Toothed rocks down the side of the firth,

on the east guard a weary wide lea,

And black slope the hillsides above,

striped adown with their desolate green:

And a peak rises up on the west

from the meeting of cloud and sea,

Foursquare from base unto point

like the building of gods that have been,—

The last of that waste of the mountains

all cloud-wreathed and snow-flecked and gray,

And bright with the dawn that began

just now at the ending of day.

Ah! what came we forth for to see,

that our hearts are so hot with desire?

Is it enough for our rest,

the sight of this desolate strand,

And the mountain waste voiceless as death

but for winds that may sleep not nor tire?

Why do we long to wend forth

through the length and breadth of a land

Dreadful with grinding of ice

and record of scarce hidden fire,

But that there ’mid the gray grassy dales

sore scarred by the ruining streams

Lives the tale of the Northland of old

and the undying glory of dreams?

O land, as some cave by the sea

where the treasures of old have been laid,

The sword it may be of a king

whose name was the turning of fight;

Or the staff of some wise of the world

that many things made and unmade;

Or the ring of a woman, maybe,

whose woe is grown wealth and delight:

No wheat and no wine grows above it,

no orchard for blossom and shade;

The few ships that sail by its blackness

but deem it the mouth of a grave;

Yet sure when the world shall awaken,

this too shall be mighty to save.

Or rather, O land, if a marvel

it seemeth that men ever sought

Thy wastes for a field and a garden

fulfilled of all wonder and doubt,

And feasted amidst of the winter

when the fight of the year had been fought,

Whose plunder all gathered together

was little to babble about,

Cry aloud from thy wastes, O thou land,

“Not for this nor for that was I wrought.

Amid waning of realms and of riches

and death of things worshiped and sure,

I abide here the spouse of a God,

and I made and I make and endure.”

O Queen of the grief without knowledge,

of the courage that may not avail,

Of the longing that may not attain,

of the love that shall never forget,

More joy than the gladness of laughter

thy voice hath amidst of its wail;

More hope than of pleasure fulfilled

amidst of thy blindness is set;

More glorious than gaining of all

thine unfaltering hand that shall fail:

For what is the mark on thy brow

but the brand that thy Brynhild doth bear?
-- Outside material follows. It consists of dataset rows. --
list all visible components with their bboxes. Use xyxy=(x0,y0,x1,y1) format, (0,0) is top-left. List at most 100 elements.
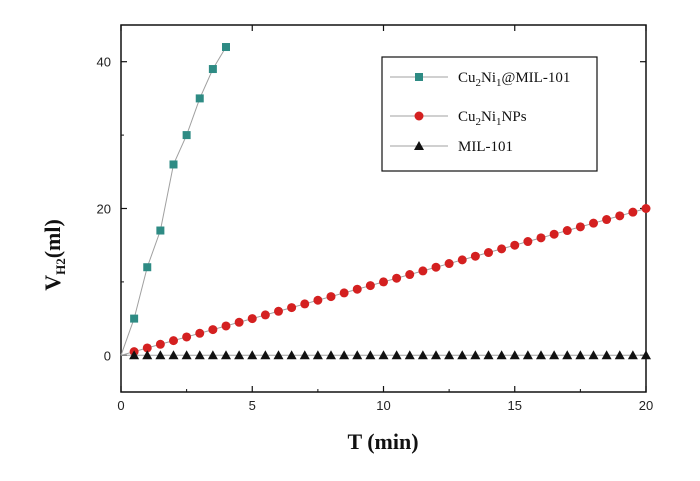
series-line xyxy=(120,46,227,356)
data-point xyxy=(522,350,533,360)
data-point xyxy=(156,226,165,235)
legend-label-part: Cu xyxy=(458,70,476,86)
data-point xyxy=(549,350,560,360)
data-point xyxy=(181,350,192,360)
data-point xyxy=(247,350,258,360)
legend-label-part: 2 xyxy=(476,116,482,128)
data-point xyxy=(404,350,415,360)
data-point xyxy=(286,350,297,360)
data-point xyxy=(142,350,153,360)
legend-label-part: 1 xyxy=(496,116,502,128)
data-point xyxy=(457,255,467,265)
data-point xyxy=(221,350,231,360)
data-point xyxy=(431,262,441,272)
data-point xyxy=(444,259,454,269)
data-point xyxy=(417,350,428,360)
data-point xyxy=(365,350,376,360)
legend-label-part: 2 xyxy=(476,77,482,89)
data-point xyxy=(142,343,152,353)
data-point xyxy=(155,350,166,360)
data-point xyxy=(602,215,612,225)
data-point xyxy=(601,350,612,360)
data-point xyxy=(352,284,362,294)
legend-marker xyxy=(415,73,423,81)
data-point xyxy=(549,229,559,239)
data-point xyxy=(169,336,178,346)
data-point xyxy=(169,160,178,169)
data-point xyxy=(143,263,152,272)
data-point xyxy=(168,350,179,360)
data-point xyxy=(234,350,245,360)
y-axis-title-unit: (ml) xyxy=(40,219,65,258)
data-point xyxy=(182,131,191,140)
data-point xyxy=(326,292,336,302)
data-point xyxy=(562,350,573,360)
data-point xyxy=(208,325,218,335)
series-3 xyxy=(121,350,651,360)
data-point xyxy=(129,350,140,360)
x-tick-label: 5 xyxy=(249,398,256,413)
data-point xyxy=(497,244,507,254)
data-point xyxy=(222,43,230,52)
legend-label-part: 1 xyxy=(496,77,502,89)
legend-label-part: @MIL-101 xyxy=(502,70,571,86)
series-2 xyxy=(120,204,651,357)
data-point xyxy=(392,273,402,283)
data-point xyxy=(536,233,546,243)
data-point xyxy=(391,350,402,360)
legend-label: Cu2Ni1@MIL-101 xyxy=(458,70,570,89)
data-point xyxy=(312,350,323,360)
data-point xyxy=(470,350,481,360)
legend-marker xyxy=(414,141,424,150)
data-point xyxy=(575,222,585,232)
data-point xyxy=(509,350,520,360)
data-point xyxy=(418,266,428,276)
data-point xyxy=(405,270,415,280)
data-point xyxy=(339,288,349,298)
legend-label-part: NPs xyxy=(502,109,527,125)
legend-label-part: Ni xyxy=(481,109,496,125)
legend-label: Cu2Ni1NPs xyxy=(458,109,527,128)
series-1 xyxy=(120,43,230,356)
data-point xyxy=(523,237,533,247)
data-point xyxy=(379,277,388,287)
data-point xyxy=(589,218,598,228)
data-point xyxy=(221,321,231,331)
data-point xyxy=(247,314,257,324)
legend-label-part: Cu xyxy=(458,109,476,125)
data-point xyxy=(155,339,165,349)
legend-label-part: Ni xyxy=(481,70,496,86)
legend-marker xyxy=(414,111,424,121)
data-point xyxy=(483,350,494,360)
x-axis-title: T (min) xyxy=(347,429,418,454)
data-point xyxy=(641,350,651,360)
legend-label-part: MIL-101 xyxy=(458,139,513,155)
data-point xyxy=(431,350,441,360)
data-point xyxy=(287,303,297,313)
data-point xyxy=(614,350,625,360)
data-point xyxy=(484,248,493,258)
data-point xyxy=(562,226,572,236)
y-tick-label: 40 xyxy=(97,55,111,70)
data-point xyxy=(641,204,651,213)
y-axis-title-sub: H2 xyxy=(53,258,68,275)
data-point xyxy=(628,207,638,217)
data-point xyxy=(195,94,204,103)
data-point xyxy=(536,350,546,360)
data-point xyxy=(444,350,455,360)
data-point xyxy=(274,306,283,316)
y-tick-label: 20 xyxy=(97,202,111,217)
data-point xyxy=(300,299,310,309)
data-point xyxy=(496,350,507,360)
data-point xyxy=(208,65,217,74)
data-point xyxy=(615,211,625,221)
x-tick-label: 15 xyxy=(508,398,522,413)
data-point xyxy=(575,350,586,360)
y-tick-label: 0 xyxy=(104,348,111,363)
data-point xyxy=(378,350,389,360)
data-point xyxy=(130,314,139,323)
data-point xyxy=(457,350,468,360)
data-point xyxy=(627,350,638,360)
Lone once, and loved and undone

by a love that no ages outwear.

Ah! when thy Balder comes back

And bears from the heart of the sun

Peace and the healing of pain,

and the wisdom that waiteth no more;

And the lilies are laid on thy brow

’mid the crown of the deeds thou hast done;

And the roses spring up by thy feet

that the rocks of the wilderness wore:

Ah! when thy Balder comes back

and we gather the gains he hath won,

Shall we not linger a little

to talk of thy sweetness of old,

Yea, turn back awhile to thy travail

whence the Gods stood aloof to behold?